Haaruun accessed the videos on the family computer when the house was empty, and also managed to watch footage in a school classroom with other pupils.

After a year of counselling, and efforts to stop bullying that isolated the boy at school, Haaruun has stopped searching for the videos.

"He is a vulnerable young man who's seeing things, forming opinions,” said Mariam. “How that would have developed without Prevent, we can't predict that.

"We're not saying he's going to take a bomb and blow anyone up but it's about minimising those risks."

Isis recruiters are known to trawl online chatrooms and social networks to find people deemed susceptible to radicalisation, either urging targets to join the so-called Islamic State in Iraq or Syria or commit attacks in their home countries.

Haaruun’s case is one of more than 1,000 handled by Prevent since 2012, including concerns over Islamist and far-right extremism.

Around 60 children are referred to the programme every week, Government figures revealed in December, with minors making up just under half of referrals.

Prevent has been credited with helping to disrupt more than 150 attempted journeys to war zones in Iraq and Syria, but it has repeatedly come under fire, with critics labelling it heavy-handed and "toxic", and there have been calls for it to be independently reviewed.

It is one of several agencies attempting to counter the influence of Isis’ multi-faceted propaganda operation in the UK as jihadis continue to use videos, magazines, websites and social networks to gather followers.

A new report released on Tuesday warned that the group’s propaganda will continue to radicalise followers and inspire terror attacks long after its self-declared caliphate has been destroyed.

The terrorist group is losing swathes of territory in its Iraqi stronghold of Mosul as enemy forces advance on its de-facto capital of Raqqa in Syria, but claimed media can be “more potent than atomic bombs” in its battle against the West.
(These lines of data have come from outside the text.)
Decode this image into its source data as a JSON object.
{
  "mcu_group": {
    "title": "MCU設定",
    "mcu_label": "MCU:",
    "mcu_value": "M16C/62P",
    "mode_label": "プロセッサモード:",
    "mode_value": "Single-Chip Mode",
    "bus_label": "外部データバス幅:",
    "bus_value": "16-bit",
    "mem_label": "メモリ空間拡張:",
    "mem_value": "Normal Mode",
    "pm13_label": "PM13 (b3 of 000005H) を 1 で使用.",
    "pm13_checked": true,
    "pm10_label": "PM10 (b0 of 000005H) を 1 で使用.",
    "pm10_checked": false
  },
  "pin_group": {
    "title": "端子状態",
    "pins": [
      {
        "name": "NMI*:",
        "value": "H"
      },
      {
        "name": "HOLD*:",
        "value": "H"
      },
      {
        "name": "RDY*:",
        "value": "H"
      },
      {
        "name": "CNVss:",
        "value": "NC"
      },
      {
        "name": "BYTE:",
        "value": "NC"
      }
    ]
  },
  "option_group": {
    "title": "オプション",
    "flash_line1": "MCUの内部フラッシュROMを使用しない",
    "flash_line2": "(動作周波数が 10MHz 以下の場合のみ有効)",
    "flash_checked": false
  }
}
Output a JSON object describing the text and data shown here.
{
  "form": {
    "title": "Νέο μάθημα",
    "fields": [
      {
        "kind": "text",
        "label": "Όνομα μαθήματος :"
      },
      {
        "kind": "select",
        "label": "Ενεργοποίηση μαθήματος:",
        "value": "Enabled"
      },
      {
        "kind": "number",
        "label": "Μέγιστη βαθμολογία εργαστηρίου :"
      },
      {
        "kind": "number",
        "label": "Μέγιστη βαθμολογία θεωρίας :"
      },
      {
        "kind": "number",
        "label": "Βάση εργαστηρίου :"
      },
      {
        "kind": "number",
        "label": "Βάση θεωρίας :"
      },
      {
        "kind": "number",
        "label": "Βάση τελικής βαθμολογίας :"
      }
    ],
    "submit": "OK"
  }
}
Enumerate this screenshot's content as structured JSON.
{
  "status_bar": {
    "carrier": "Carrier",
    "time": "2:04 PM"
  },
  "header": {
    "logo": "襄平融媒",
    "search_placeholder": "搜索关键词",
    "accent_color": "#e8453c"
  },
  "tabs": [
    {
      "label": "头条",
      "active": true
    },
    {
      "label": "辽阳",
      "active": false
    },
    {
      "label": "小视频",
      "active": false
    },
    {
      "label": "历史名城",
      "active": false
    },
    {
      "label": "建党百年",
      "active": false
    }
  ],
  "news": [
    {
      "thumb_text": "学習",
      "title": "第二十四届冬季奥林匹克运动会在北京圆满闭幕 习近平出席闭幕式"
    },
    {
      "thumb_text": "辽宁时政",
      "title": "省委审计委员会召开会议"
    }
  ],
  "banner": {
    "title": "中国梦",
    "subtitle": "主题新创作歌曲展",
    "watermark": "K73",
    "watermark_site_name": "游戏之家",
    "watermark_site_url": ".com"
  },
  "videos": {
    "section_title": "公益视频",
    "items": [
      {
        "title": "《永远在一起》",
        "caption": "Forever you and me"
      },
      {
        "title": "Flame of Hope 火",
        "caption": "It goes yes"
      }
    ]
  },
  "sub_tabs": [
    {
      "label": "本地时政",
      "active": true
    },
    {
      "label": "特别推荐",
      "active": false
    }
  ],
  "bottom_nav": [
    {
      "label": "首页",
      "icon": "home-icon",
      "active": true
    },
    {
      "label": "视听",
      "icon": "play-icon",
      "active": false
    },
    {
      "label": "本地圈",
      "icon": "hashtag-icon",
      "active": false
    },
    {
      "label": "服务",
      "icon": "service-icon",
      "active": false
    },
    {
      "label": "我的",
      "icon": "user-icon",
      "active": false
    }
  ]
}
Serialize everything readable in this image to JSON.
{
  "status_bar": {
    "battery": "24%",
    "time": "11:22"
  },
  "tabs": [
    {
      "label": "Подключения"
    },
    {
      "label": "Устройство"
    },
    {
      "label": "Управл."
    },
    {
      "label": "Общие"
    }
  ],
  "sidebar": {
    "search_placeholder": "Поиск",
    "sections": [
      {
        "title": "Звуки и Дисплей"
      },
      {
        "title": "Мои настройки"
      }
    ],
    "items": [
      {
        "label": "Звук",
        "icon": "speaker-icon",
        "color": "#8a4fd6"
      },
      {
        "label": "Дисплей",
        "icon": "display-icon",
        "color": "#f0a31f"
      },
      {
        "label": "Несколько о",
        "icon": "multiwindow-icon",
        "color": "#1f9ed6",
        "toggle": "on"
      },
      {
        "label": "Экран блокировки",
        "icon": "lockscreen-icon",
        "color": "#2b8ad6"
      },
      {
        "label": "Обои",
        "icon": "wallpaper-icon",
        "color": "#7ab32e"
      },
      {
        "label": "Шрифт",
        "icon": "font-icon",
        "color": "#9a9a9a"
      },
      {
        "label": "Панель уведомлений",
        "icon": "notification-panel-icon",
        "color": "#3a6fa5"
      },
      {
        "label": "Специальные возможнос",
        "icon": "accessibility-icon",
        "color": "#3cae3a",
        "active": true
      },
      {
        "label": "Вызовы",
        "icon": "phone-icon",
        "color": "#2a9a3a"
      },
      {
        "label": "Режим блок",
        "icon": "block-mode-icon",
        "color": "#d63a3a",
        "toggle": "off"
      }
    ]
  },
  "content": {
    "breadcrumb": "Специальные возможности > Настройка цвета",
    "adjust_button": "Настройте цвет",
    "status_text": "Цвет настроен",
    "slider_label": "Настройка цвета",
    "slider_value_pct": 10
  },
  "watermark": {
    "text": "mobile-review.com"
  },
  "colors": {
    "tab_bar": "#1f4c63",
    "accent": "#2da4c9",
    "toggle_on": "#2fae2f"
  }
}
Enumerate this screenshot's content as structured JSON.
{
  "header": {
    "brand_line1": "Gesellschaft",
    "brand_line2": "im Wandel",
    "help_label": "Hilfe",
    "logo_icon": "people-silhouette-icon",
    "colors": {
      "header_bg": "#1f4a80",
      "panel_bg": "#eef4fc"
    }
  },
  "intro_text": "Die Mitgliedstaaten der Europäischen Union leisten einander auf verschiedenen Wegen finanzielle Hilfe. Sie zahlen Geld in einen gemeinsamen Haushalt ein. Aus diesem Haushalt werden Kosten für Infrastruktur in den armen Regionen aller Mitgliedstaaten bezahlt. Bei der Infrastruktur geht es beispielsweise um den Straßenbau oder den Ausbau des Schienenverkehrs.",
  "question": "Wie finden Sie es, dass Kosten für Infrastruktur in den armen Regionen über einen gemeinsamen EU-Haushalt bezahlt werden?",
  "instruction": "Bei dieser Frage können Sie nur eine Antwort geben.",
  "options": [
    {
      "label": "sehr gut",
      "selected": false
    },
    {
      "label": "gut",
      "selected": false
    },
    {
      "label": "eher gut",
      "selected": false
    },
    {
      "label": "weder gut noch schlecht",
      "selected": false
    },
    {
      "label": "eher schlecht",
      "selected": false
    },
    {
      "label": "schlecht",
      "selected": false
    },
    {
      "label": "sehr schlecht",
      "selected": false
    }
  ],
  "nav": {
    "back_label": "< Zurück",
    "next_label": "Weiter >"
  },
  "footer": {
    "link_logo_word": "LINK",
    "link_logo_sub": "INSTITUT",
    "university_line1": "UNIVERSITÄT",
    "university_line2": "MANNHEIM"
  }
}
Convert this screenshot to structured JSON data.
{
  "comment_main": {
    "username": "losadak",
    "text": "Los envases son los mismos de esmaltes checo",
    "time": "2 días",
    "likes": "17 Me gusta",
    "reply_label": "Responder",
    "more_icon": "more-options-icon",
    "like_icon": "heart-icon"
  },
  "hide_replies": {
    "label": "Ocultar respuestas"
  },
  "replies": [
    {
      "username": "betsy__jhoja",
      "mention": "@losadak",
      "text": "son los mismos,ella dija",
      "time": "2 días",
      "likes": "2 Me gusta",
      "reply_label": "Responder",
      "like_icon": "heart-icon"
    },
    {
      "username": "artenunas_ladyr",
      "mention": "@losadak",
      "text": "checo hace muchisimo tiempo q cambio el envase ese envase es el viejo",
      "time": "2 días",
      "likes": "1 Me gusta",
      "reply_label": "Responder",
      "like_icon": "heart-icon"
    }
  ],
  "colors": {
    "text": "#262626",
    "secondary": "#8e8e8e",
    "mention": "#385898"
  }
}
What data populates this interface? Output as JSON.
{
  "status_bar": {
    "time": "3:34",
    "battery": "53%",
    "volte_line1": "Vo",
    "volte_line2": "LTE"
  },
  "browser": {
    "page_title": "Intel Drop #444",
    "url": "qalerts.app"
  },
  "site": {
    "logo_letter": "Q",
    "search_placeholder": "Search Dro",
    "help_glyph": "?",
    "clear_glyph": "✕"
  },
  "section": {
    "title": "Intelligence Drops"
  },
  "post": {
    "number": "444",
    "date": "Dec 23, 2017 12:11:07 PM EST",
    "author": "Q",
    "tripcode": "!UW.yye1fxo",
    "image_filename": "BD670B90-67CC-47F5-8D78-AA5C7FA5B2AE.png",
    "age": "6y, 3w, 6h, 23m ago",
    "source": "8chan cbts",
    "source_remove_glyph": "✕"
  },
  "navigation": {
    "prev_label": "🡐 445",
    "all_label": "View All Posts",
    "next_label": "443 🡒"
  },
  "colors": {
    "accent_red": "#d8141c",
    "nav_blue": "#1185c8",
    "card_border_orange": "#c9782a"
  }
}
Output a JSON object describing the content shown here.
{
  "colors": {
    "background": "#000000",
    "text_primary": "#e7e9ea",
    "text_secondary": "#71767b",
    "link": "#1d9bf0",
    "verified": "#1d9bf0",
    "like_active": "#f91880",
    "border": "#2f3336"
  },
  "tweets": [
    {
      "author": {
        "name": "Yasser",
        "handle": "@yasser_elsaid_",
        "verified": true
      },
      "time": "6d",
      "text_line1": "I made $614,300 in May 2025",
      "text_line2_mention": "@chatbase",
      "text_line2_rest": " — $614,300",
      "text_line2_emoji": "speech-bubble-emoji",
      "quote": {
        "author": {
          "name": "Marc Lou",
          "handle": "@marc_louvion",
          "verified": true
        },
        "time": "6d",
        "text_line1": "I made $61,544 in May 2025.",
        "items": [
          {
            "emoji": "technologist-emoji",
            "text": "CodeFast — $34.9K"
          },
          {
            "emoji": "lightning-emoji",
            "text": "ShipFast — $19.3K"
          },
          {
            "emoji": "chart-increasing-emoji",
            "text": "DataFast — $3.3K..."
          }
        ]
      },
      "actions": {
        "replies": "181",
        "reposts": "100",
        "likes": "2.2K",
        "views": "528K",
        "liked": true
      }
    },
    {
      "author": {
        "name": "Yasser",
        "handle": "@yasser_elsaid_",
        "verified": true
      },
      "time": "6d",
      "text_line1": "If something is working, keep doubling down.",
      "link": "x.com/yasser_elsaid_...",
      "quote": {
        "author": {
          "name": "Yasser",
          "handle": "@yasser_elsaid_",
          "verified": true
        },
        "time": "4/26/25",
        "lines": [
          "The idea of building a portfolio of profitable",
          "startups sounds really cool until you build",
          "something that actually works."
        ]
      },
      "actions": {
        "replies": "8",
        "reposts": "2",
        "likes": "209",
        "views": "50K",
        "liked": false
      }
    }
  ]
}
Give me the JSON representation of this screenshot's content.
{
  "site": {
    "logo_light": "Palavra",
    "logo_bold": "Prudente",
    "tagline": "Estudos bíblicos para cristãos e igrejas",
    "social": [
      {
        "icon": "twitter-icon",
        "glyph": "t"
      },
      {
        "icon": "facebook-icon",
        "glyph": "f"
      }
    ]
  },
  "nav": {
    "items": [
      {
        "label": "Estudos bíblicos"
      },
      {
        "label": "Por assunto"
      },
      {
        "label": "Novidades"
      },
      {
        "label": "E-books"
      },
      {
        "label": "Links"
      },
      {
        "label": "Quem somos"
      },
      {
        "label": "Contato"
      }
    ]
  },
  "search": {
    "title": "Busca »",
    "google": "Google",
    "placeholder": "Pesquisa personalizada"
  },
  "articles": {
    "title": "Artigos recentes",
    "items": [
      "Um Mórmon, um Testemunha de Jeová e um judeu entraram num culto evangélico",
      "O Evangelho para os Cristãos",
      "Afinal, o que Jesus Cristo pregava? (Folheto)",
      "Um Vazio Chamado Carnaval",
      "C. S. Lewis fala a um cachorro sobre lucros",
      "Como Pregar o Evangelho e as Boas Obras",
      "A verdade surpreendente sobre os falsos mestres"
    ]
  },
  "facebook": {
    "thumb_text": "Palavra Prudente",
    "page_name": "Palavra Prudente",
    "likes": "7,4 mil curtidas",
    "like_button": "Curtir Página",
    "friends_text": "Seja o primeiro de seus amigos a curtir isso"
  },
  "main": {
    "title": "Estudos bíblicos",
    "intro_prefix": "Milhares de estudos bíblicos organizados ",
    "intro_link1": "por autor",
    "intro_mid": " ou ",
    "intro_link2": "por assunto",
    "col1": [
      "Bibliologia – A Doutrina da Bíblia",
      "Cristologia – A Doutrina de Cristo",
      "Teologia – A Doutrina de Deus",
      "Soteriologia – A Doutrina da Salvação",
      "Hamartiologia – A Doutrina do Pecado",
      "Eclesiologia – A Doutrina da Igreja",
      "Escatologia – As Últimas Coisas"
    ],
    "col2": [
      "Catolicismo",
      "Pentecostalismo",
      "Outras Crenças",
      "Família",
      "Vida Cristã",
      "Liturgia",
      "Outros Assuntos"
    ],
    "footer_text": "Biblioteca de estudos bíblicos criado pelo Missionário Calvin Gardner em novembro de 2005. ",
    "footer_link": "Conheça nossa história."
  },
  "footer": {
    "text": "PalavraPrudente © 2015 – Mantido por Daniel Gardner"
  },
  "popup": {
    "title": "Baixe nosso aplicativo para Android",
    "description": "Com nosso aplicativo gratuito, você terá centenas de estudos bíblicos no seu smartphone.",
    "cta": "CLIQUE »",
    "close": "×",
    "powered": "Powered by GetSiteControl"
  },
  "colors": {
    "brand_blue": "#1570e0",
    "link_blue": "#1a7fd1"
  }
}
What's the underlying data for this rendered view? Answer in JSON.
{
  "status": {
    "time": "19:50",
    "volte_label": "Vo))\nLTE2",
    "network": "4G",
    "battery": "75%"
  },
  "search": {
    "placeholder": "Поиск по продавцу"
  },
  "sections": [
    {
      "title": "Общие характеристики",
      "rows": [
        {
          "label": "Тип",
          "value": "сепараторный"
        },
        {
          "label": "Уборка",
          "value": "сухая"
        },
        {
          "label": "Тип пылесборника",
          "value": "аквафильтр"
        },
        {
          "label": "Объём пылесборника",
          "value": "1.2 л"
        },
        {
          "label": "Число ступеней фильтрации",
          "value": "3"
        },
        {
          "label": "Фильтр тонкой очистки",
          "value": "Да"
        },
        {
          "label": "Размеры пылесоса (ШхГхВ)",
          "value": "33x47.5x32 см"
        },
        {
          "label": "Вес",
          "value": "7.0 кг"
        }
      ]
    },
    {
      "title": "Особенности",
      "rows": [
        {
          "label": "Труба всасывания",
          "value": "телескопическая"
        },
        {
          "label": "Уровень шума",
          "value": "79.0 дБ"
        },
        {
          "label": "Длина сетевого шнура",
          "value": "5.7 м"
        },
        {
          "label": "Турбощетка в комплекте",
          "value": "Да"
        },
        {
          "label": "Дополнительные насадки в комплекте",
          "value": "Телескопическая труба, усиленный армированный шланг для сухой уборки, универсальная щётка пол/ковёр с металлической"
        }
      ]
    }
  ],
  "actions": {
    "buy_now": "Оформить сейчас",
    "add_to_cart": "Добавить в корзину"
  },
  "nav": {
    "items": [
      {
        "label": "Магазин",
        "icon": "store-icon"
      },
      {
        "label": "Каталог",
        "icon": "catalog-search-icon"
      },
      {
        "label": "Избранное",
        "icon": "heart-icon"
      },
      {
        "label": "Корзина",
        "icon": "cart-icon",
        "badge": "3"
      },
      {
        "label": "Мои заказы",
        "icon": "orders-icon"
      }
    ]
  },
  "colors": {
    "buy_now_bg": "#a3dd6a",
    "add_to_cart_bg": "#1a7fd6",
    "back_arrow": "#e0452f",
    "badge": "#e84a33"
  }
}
Research by King’s College London’s International Centre for the Study of Radicalisation (ICSR) found that although Isis was likely to suffer a military defeat, its leaders were making contingency plans to ensure the group’s continued ability to instruct and inspire jihadis online.

“The caliphate idea will exist long beyond its proto-state,” the report said. “If compelled to, the group’s true believers will simply retreat into the virtual world, where they will use the vast archive of propaganda assembled by the group over these past few years to keep themselves buoyant with nostalgia.

“In years to come, this resilience will enable it to perpetuate – and perhaps worsen – the terrorist menace it already presents.”